Asheville’s Minority Business Program works toward inclusion in the City’s business

The City of Asheville recently hosted a Minority Business Program outreach meeting with project pre-planners Beverly Grant and Barnhill to include regional minority-owned businesses specifically relating to bidding opportunities for the River Arts District Transportation Improvement Project (RADTIP).



Inclusion and providing opportunities for economic participation in the City’s programs are the heart of the City of Asheville’s Minority Business Program. The City is always working to increase awareness of these efforts, which take many forms.


Bidding process

City staff works to promote minority business participation in the City’s Capital Improvement Program projects by outreach with construction companies when they bid for work with the City. Economic Development Specialist Brenda Mills, who coordinates the Minority Business Program, attends pre-submittal meetings, so contractors understand City requirements for minority and women-owned outreach to be incorporated into their work with the City. This comes into play particularly when subcontractors are used for a project; that can be a minority business inclusion opportunity.

Brenda Mills then reviews the results of the bids for outreach, from the lowest responsive bidder. There are forms and documentation the contractors must provide the City. The Economic Development Specialist may help contractors identify local minority and women-owned subcontractors they may wish to incorporate into a bid.

“I work with City departments to be more inclusive when it comes to the bidding process and to help them figure out how to target minority and women-owned businesses,” Brenda said.

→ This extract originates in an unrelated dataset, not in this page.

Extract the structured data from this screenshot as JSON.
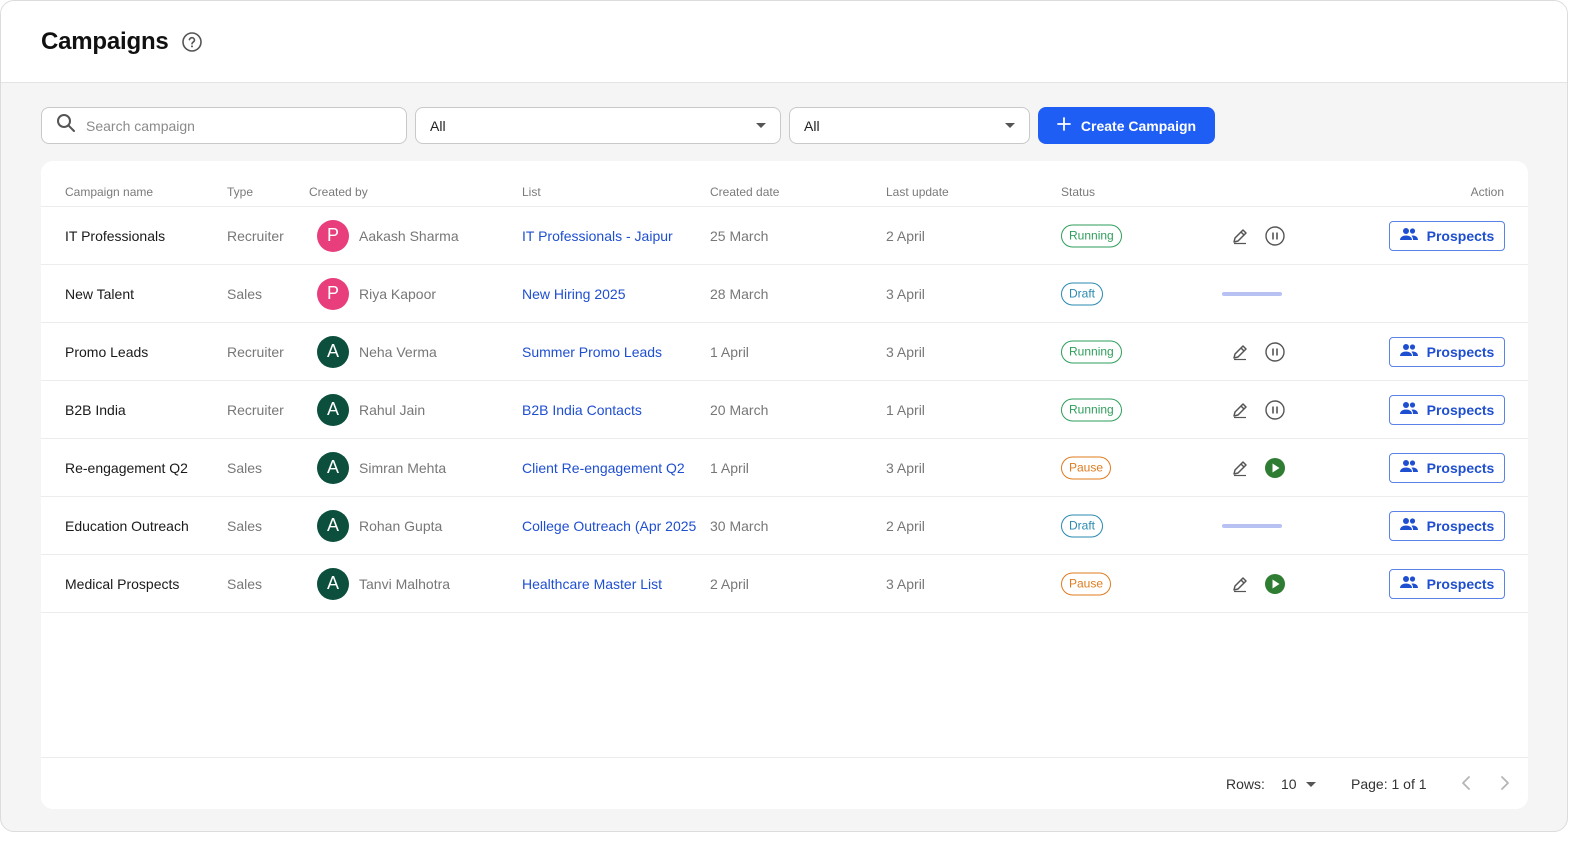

The advertising of bids is accomplished through City’s website, Interactive Purchasing System for the State and even Twitter alerts (follow @AshevilleBids). The City encourages all vendors specifically minorities and women to get registered as vendors to receive alerts on all state and local agencies who post bidding opportunities.


Case in point

Take, for example, the Tiger VI suite of projects, which include the Livingston Street Complete Streets project, River Arts District Transportation Improvement Project (RADTIP) and the Clingman and Town Branch greenways. Two firms are working together as preconstruction managers on that project: Beverly Grant of Asheville and Barnhill, which is based in Raleigh.

“We’ve asked them to develop a partnership with Green Opportunities to train potential workers for Tiger VI and other projects,” said Riverfront Office Developer Stephanie Monson Dahl.

The City recently held a meeting with local minority businesses go review contract opportunities with those projects.


Government-Business-Connect Fair

Held at the U.S. Cellular Center, the Government-Business-Connect Fair aims to connect minority and women-owned business with City departments that contract out various jobs, from landscape maintenance to consulting. This past year, the fair incorporated booths from Buncombe County government, the Town of Waynesville and other major employers. The idea is to get face-to-face information, or training, on how to effectively bid for work with these agencies and to find out what their needs are.

This year’s Government-Business-Connect Fair is set for 1-4 p.m. April 19 at the U.S. Cellular Center, 87 Haywood Street. Registration is open; click here. [Registration is closed.] Admission is free. This year the City has had significant interest by universities, school systems and prime contractors.


Training and workshops

Economic Development Specialist Brenda Mills initiated a working group of small, minority and women-owned businesses to address their needs and bring resources to them on bidding opportunities through the City, specifically related to their business. Some examples:

  • Doing Business with the Airport: NCDOT conducted training on certification but also the Airport staff met with attendees on how to find opportunities.
  • Public contracting training to help these businesses learn the process.
  • Small Business Program presentation on services and assistance they can receive as businesses.
  • Lending session hosted by Mountain BizWorks, with information about community development financial institutions, such as Self Help Credit Union, Carolina Small Business Development Fund, as well as traditional lenders.


Brenda Mills also conducts training and outreach at places like the A-B Tech Small Business Center.



The City’s Minority Business Program also works to help businesses that quality get certified as minority or women-owned. Prior to 2009, certification was awarded on the local level, but in 2009, the state of North Carolina became a central clearinghouse for these certifications. Now City staff may walk help a minority business through the state certification process, which would then qualify them for designated inclusion in various local government bidding contracts.